Menschen, die Medikamente einnehmen, sind häufig in ihrer Verkehrstüchtigkeit eingeschränkt. Wer dennoch nicht auf das Autofahren verzichten will oder kann, sollte sich nach Alternativen erkundigen, die die Fahrtauglichkeit nicht beeinflussen.

Autofahrer sollten sich vor der Einnahme eines Arzneimittels vom Apotheker über mögliche Auswirkungen auf die Verkehrssicherheit beraten lassen. "Einige Arzneimittel können die Konzentrationsfähigkeit einschränken. Die Gefahr ist aber nicht so leicht auszumachen wie beim Alkohol", warnt Magdalene Linz, Präsidentin der Bundesapothekerkammer.

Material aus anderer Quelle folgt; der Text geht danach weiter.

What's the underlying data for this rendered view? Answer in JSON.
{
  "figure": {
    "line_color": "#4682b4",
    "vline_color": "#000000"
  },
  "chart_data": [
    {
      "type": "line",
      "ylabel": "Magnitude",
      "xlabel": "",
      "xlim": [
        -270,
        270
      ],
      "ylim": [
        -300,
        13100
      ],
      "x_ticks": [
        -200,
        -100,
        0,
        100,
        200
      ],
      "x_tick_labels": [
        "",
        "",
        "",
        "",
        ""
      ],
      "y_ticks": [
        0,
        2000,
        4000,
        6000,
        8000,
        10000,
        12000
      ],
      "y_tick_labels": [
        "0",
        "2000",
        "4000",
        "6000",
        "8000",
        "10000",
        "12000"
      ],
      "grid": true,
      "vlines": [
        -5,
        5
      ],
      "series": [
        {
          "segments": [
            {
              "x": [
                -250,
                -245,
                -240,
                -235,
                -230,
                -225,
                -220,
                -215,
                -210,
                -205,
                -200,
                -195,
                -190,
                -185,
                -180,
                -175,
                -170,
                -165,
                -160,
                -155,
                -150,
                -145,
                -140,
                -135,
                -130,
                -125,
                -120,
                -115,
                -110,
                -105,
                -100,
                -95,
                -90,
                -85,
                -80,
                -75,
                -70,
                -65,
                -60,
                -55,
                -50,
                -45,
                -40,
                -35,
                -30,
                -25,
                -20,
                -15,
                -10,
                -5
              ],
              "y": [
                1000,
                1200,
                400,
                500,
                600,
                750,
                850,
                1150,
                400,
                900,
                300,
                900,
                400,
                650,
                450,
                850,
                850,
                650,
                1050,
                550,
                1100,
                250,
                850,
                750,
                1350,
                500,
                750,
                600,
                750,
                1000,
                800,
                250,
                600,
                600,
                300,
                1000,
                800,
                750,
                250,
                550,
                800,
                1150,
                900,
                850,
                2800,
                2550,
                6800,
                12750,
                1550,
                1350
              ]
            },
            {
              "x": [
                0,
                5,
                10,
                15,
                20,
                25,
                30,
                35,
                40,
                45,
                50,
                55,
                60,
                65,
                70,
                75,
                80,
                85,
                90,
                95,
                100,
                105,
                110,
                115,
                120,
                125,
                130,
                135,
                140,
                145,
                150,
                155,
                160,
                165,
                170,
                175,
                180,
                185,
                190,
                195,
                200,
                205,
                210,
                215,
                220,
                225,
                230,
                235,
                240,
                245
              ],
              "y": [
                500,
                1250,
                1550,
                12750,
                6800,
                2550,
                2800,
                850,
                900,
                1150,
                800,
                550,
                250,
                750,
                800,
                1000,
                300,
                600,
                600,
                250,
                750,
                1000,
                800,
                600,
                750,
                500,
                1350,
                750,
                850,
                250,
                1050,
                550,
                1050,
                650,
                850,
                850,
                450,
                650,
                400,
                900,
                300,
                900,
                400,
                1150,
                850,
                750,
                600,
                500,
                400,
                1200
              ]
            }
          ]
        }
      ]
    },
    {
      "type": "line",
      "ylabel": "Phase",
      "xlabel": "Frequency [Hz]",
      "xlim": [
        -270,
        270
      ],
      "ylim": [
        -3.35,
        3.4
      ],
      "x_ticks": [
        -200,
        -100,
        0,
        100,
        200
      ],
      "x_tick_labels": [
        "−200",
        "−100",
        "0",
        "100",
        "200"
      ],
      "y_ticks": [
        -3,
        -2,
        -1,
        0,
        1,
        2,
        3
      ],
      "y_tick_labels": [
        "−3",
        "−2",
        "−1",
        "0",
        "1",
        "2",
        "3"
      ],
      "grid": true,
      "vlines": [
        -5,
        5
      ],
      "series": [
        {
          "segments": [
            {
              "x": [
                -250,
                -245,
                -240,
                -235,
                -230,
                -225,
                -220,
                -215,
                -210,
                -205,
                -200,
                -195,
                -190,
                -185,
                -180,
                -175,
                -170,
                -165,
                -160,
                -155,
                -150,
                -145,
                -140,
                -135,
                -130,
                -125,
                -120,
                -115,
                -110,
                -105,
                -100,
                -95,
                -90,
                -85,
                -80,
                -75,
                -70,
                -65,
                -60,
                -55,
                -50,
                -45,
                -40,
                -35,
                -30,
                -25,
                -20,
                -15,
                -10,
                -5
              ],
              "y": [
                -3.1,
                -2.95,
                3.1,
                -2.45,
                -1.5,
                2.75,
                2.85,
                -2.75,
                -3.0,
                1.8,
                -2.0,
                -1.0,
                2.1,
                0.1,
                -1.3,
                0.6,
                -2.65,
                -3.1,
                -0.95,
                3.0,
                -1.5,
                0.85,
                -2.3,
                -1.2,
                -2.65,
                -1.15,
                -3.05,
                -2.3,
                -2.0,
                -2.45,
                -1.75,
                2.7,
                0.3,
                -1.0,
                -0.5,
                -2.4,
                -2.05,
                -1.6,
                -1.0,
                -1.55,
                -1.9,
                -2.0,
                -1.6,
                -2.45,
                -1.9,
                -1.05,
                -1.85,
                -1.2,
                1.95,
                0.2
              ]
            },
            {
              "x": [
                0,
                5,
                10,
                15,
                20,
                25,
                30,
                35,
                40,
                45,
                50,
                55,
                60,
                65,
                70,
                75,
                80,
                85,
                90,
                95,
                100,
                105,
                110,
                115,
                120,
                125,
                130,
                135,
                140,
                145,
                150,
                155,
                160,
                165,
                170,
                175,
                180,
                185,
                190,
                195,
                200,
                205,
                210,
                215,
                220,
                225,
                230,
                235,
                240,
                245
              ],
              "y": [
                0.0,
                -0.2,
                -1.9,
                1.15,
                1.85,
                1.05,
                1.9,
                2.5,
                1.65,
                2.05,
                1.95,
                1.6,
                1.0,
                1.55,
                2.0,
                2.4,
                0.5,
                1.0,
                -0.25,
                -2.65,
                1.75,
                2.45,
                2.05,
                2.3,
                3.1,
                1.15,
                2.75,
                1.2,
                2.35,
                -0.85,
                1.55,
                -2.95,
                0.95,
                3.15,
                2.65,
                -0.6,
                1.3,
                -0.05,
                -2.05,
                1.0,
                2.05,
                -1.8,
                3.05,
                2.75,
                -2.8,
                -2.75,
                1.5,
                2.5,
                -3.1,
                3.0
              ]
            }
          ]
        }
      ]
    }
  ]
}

Bei ohne Rezept gekauften Medikamenten sollten Autofahrer den Apotheker gezielt nach Präparaten fragen, die die Fahrtüchtigkeit nicht einschränken.

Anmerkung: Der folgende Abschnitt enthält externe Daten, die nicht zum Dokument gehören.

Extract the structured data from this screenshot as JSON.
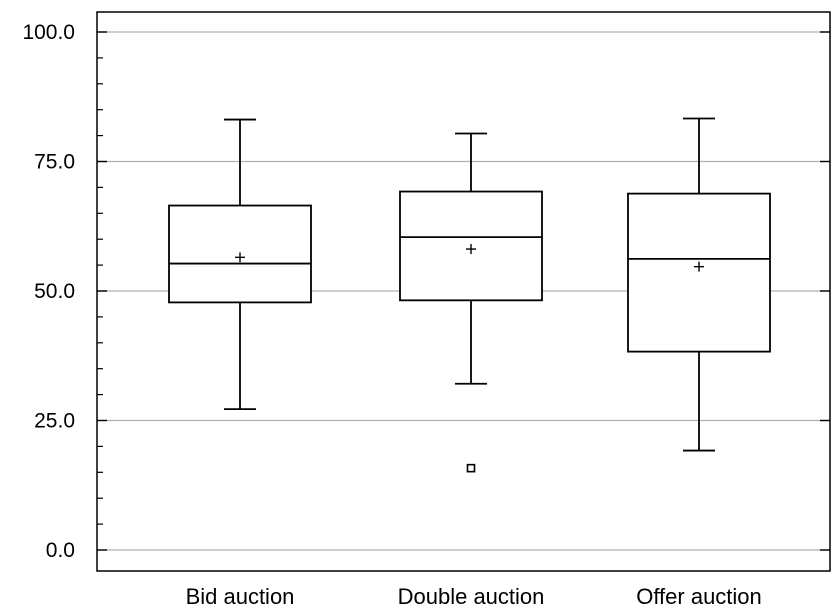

Am bekanntesten ist die verkehrsgefährdende Wirkung bei Beruhigungsmitteln und Psychopharmaka. Aber auch einige rezeptfreie Medikamente, wie Kombinationspräparate gegen Erkältungen, enthalten beispielsweise Antihistaminika, die die Reaktionsfähigkeit herabsetzen.

Das plötzliche Absetzen von Medikamenten kann genauso riskant sein wie deren falsche oder übermäßige Einnahme. "Es ist gefährlich zu glauben, ohne die benötigten Medikamente »verkehrstüchtiger« zu sein. Starke Schmerzen beispielsweise senken die Konzentrationsfähigkeit enorm, während bei entsprechender Dosierung auch mit starken Schmerzmitteln das Autofahren möglich ist. Bevor Autofahrer notwendige Medikamente absetzen, sollten sie mit ihrem Arzt oder Apotheker sprechen", so Linz.